Wednesday, June 1, 2011

Climate Change Caused Viking Exit from Greenland: Study

So they got cold, did they? Surely they were made of sterner stuff, or so the histories would have us believe.

Seems the Vikings high-tailed it out of Greenland after the temperature dropped 7 degrees in a handful of generations way back in the 12th Century.

They were living there, and then they weren't. Similar patterns can be found in the 1300s and 1400s as well.

The Vikings arrived in 980, when things were hot all the way round, including on Greenland. The winters were harsh, of course, but the Vikings would have been used to that. Apparently, though, the winters (and the summers) got harsher still, and the result was a mass migration.

Now, the number of Vikings living on Greenland in the 12th Century was nowhere near the current population of New York or Paris, but the settlements were widespread enough to suggest more than a few people sprinkled here and there up and down the coast. So it seems strange that a little bit of cold would convince them to find greener pastures elsewhere.
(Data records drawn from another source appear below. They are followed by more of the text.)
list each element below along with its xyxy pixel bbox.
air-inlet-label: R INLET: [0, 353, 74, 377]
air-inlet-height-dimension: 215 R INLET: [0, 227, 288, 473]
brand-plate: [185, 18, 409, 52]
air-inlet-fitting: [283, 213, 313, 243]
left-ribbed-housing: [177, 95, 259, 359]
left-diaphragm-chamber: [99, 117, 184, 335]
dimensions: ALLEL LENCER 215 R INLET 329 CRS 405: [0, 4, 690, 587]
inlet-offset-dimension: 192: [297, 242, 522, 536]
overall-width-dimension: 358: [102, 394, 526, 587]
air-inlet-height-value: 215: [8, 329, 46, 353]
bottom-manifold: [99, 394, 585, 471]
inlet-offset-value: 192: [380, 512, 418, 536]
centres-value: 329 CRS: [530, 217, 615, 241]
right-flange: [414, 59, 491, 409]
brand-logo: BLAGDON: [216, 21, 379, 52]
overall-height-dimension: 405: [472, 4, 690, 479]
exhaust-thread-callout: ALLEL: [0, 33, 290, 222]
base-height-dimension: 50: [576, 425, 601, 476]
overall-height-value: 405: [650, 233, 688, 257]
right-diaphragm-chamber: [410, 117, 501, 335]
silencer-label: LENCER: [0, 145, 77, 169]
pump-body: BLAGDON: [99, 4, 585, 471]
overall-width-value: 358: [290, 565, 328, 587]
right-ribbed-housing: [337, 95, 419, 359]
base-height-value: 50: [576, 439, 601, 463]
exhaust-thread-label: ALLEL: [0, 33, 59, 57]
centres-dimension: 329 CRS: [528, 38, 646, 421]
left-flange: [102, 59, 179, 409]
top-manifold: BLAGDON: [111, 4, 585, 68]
We just don't know a whole lot about this time in history, mainly because the protagonists in our Little Ice Age story weren't all that good at writing things down and leaving them behind for future generations to find an decipher. We can guess, surely, but where does that get us?

The people doing the guessing — sorry, the educated speculating are from Brown University and have published a study in the journal Proceedings of the National Academy of Sciences. The study's findings will no doubt be discussed and dissected for years to come.

The study suggests, actually, that the shift in temperatures downward affected the land and its ability to grow crops and support livestock. Not having enough food is certainly more of a reason that Vikings would abandon their Greenland outposts. It also lets the Norsemen off the hook in terms of having to answer an uncomfortable question.